Image d'illustration. The Dark Knight RisesWarner Bros. Pictures / PR-ADN
Zack Snyder a récemment dévoilé comment la trilogie The Dark Knight de Christopher Nolan aurait pu rencontrer l’univers de Superman incarné par Henry Cavill, explorant ainsi une potentielle convergence entre deux figures majeures du cinéma DC.
Tl;dr
- Bale’s Batman never joined the shared DC universe.
- Zack Snyder considered a crossover, but storylines clashed.
- Affleck’s Batman offered a new narrative for the DCEU.
Un croisement manqué entre deux univers
L’idée d’un affrontement ou d’une collaboration à l’écran entre le Batman de Christian Bale et le Superman d’Henry Cavill a longtemps fait rêver les fans. Pourtant, cette perspective n’a jamais dépassé le stade du fantasme. Alors que la trilogie réalisée par Christopher Nolan érigeait Bruce Wayne en héros solitaire, la mode du « shared cinematic universe » s’imposait à Hollywood, sous l’impulsion notamment de l’Univers Cinématographique Marvel. Lorsque le dernier opus, The Dark Knight Rises, sort en 2012, le public découvre un Batman prêt à raccrocher sa cape. Pour autant, certains se sont interrogés sur la possibilité d’intégrer ce personnage dans un projet plus vaste.
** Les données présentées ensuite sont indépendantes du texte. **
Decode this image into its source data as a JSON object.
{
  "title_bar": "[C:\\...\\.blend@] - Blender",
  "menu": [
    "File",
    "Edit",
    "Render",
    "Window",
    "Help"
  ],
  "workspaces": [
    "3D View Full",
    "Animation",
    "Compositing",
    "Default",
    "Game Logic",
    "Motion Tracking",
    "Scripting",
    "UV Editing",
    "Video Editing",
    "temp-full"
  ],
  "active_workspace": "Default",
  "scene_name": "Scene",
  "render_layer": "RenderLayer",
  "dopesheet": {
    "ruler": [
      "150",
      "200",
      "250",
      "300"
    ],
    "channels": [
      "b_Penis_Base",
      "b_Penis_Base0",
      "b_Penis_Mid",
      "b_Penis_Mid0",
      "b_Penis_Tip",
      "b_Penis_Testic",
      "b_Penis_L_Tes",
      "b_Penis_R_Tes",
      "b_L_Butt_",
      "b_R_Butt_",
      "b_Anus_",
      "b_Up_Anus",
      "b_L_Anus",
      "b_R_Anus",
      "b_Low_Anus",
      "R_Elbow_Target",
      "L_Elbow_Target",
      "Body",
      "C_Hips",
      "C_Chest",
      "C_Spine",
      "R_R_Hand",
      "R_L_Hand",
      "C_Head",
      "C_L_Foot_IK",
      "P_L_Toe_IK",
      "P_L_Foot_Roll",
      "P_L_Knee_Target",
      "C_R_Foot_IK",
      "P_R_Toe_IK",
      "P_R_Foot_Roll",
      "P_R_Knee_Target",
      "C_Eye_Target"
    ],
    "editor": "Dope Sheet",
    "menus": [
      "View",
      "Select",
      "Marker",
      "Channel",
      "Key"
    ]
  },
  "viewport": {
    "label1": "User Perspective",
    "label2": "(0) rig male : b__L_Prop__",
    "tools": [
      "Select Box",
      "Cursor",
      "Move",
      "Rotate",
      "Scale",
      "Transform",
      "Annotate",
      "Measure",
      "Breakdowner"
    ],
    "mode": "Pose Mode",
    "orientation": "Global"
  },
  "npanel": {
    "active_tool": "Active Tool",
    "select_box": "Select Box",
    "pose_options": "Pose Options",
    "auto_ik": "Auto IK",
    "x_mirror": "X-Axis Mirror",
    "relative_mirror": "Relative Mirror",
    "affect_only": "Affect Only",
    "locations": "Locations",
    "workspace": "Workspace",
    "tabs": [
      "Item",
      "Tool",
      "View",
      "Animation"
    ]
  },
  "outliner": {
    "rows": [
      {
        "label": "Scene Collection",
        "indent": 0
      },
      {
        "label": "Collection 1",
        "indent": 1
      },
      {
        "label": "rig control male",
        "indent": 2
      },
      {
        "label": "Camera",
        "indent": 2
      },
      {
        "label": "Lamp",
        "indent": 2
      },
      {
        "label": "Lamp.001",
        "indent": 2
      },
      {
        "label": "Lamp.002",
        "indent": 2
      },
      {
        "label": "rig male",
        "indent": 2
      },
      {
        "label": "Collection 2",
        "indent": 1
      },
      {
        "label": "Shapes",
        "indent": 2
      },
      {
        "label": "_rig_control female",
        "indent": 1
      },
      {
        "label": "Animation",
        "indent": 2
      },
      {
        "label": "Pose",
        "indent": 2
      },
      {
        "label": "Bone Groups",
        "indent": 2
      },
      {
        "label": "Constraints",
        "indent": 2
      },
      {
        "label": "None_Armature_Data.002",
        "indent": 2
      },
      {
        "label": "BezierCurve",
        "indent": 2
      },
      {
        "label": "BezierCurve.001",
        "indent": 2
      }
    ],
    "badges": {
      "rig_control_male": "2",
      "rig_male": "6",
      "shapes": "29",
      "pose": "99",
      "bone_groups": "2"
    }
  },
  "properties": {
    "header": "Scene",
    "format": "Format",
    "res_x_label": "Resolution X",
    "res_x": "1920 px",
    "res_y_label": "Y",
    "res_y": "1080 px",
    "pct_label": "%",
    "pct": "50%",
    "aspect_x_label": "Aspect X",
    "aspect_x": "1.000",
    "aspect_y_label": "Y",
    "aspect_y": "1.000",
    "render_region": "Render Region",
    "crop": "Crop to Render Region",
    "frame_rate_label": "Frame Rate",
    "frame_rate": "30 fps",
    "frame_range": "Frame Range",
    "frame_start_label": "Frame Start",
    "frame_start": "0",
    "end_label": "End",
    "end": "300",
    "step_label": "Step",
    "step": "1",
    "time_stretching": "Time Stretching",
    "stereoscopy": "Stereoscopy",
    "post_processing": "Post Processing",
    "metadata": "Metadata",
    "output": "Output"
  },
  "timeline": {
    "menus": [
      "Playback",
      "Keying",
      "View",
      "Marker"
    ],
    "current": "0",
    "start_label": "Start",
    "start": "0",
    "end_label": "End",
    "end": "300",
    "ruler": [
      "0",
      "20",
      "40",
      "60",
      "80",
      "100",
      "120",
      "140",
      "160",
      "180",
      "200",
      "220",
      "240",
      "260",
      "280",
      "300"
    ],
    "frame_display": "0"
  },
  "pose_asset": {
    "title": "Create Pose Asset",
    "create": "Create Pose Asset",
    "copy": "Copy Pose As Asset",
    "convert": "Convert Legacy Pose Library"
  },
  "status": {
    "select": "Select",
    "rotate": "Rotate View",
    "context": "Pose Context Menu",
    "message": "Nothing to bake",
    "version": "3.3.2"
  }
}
Zack Snyder : une opportunité jamais concrétisée
Lors d’une intervention au micro du podcast Happy Sad Confused, Zack Snyder lui-même est revenu sur cette idée. Selon lui, « Cela aurait pu donner lieu à une vraie discussion si Bruce Wayne n’avait pas pris sa retraite à la fin de The Dark Knight Rises… S’il avait été encore en activité, alors peut-être que ces univers auraient pu fusionner. » Mais l’héritage voulu par Nolan, où Bruce Wayne aspire enfin à la paix loin de Gotham, rendait toute suite complexe. Le cinéaste britannique ne cherchait pas à préparer le terrain pour des croisements futurs mais bien à clore son arc narratif.
Nouveaux visages et liberté créative dans le DCEU
Face au succès phénoménal de la trilogie et à l’envie évidente des studios d’exploiter le filon du « DCEU », il aurait pu sembler logique de capitaliser sur Bale. Pourtant, confier la suite à un nouveau Batman – incarné par Ben Affleck – s’est imposé comme une nécessité artistique. En effet, reprendre le récit là où Nolan l’avait laissé aurait enfermé Snyder dans une continuité trop stricte. L’intérêt même des récits de super-héros réside dans leur capacité à évoluer : ici, Affleck incarne un Bruce Wayne plus sombre, désabusé par ses pertes et marqué par des années de lutte.
Voici ce qu’a permis ce choix :
- Nouveau regard sur les traumatismes du personnage.
- Ajustement aux besoins scénaristiques du DCEU.
- Diversification de l’interprétation auprès du public.
L’héritage intact de la trilogie Nolan
Aujourd’hui, force est de constater que malgré quelques déconvenues côté DCEU – entre critiques mitigées et difficultés en coulisses – la trajectoire suivie pour Batman reste saluée. Si Affleck n’a pas eu droit à son film solo tant attendu, il a tout de même réussi à marquer durablement l’univers DC au cinéma. Quant au travail de Nolan et Bale, il demeure pour beaucoup comme une référence incontournable : celle d’un cycle achevé avec élégance et profondeur – préservant ainsi toute sa singularité face aux sirènes des crossovers.